O ministro do Ambiente, Jorge Moreira da Silva, defendeu esta terça-feira que os partidos, órgãos de soberania e a sociedade devem desenvolver uma «estratégia» de responsabilidade orçamental de «médio e longo prazo», uma reforma que «transcende» uma legislatura.

«É importante que os partidos, os órgãos de soberania, a sociedade em geral se mobilize para uma estratégia de responsabilidade orçamental de médio e longo prazo», disse.

O ministro do Ambiente, Ordenamento do Território e Energia falava aos jornalistas, à margem da sua intervenção na Universidade de Verão do PSD, que está a decorrer, desde segunda-feira, em Castelo de Vide (Portalegre).

De acordo com o governante, a vida «não termina» com o memorando de entendimento, «muito pelo contrário», esperando que os seus efeitos perdurem nos «próximos dez anos».

Depois, acrescentou «há outros problemas que estão para lá do défice e da dívida que são problemas estruturais que necessitam de um conjunto de reformas que transcendem uma legislatura».

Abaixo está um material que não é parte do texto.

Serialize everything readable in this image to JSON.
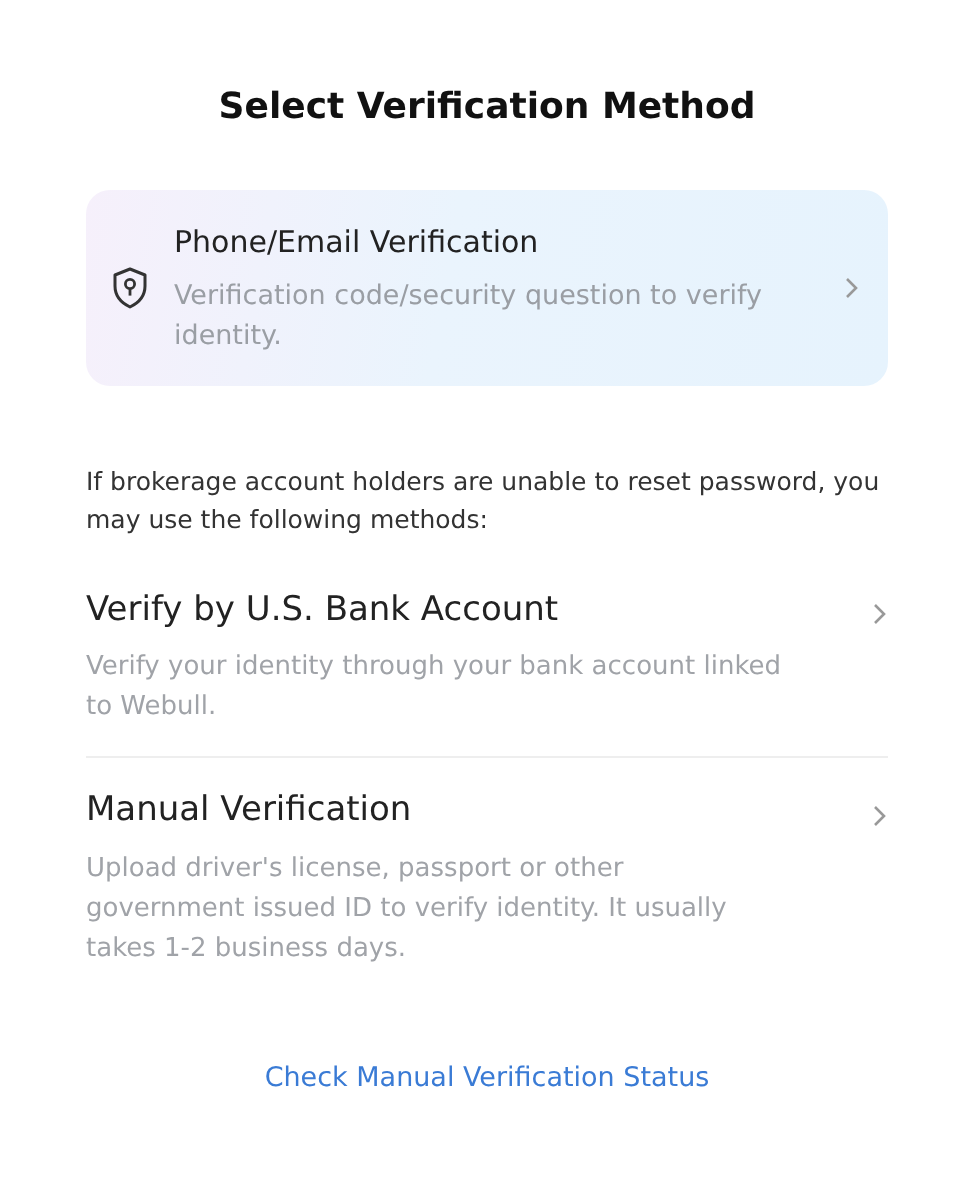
{
  "title": "Select Verification Method",
  "primary_option": {
    "title": "Phone/Email Verification",
    "description": "Verification code/security question to verify identity."
  },
  "note": "If brokerage account holders are unable to reset password, you may use the following methods:",
  "methods": [
    {
      "title": "Verify by U.S. Bank Account",
      "description": "Verify your identity through your bank account linked to Webull."
    },
    {
      "title": "Manual Verification",
      "description": "Upload driver's license, passport or other government issued ID to verify identity. It usually takes 1-2 business days."
    }
  ],
  "status_link": "Check Manual Verification Status"
}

Rejeitando qualquer tipo de «pressão» sobre o Tribunal Constitucional, Jorge Moreira da Silva apontou que o caminho das reformas é um trajeto que «não vincula apenas um partido, um Governo, é um caminho de um novo modelo de desenvolvimento e não de um plano de contingência ou de resgate».

O coordenador da Comissão Política Nacional do PSD, Marco António Costa, apelou também, na segunda-feira, na Universidade de Verão, aos diversos setores da sociedade para cooperarem, uma vez que se vivem «tempos de emergência nacional».

«Exige-se a todos, sem prejuízo dos posicionamentos pessoais e institucionais, um dever de solidariedade e cooperação no caminho de viabilização de um Portugal sustentável», disse.

«Ninguém, nem nenhum órgão de soberania, se pode demitir dessa responsabilidade ativa», acrescentou.

Na Universidade de Verão do PSD, Jorge Moreira da Silva deu uma aula sobre «Ambiente e Energia, o que temos de decidir já».

A iniciativa, que conta este ano com 100 alunos, decorre até domingo, sendo encerrada pelo líder social-democrata e primeiro-ministro, Pedro Passos Coelho, como recorda a Lusa.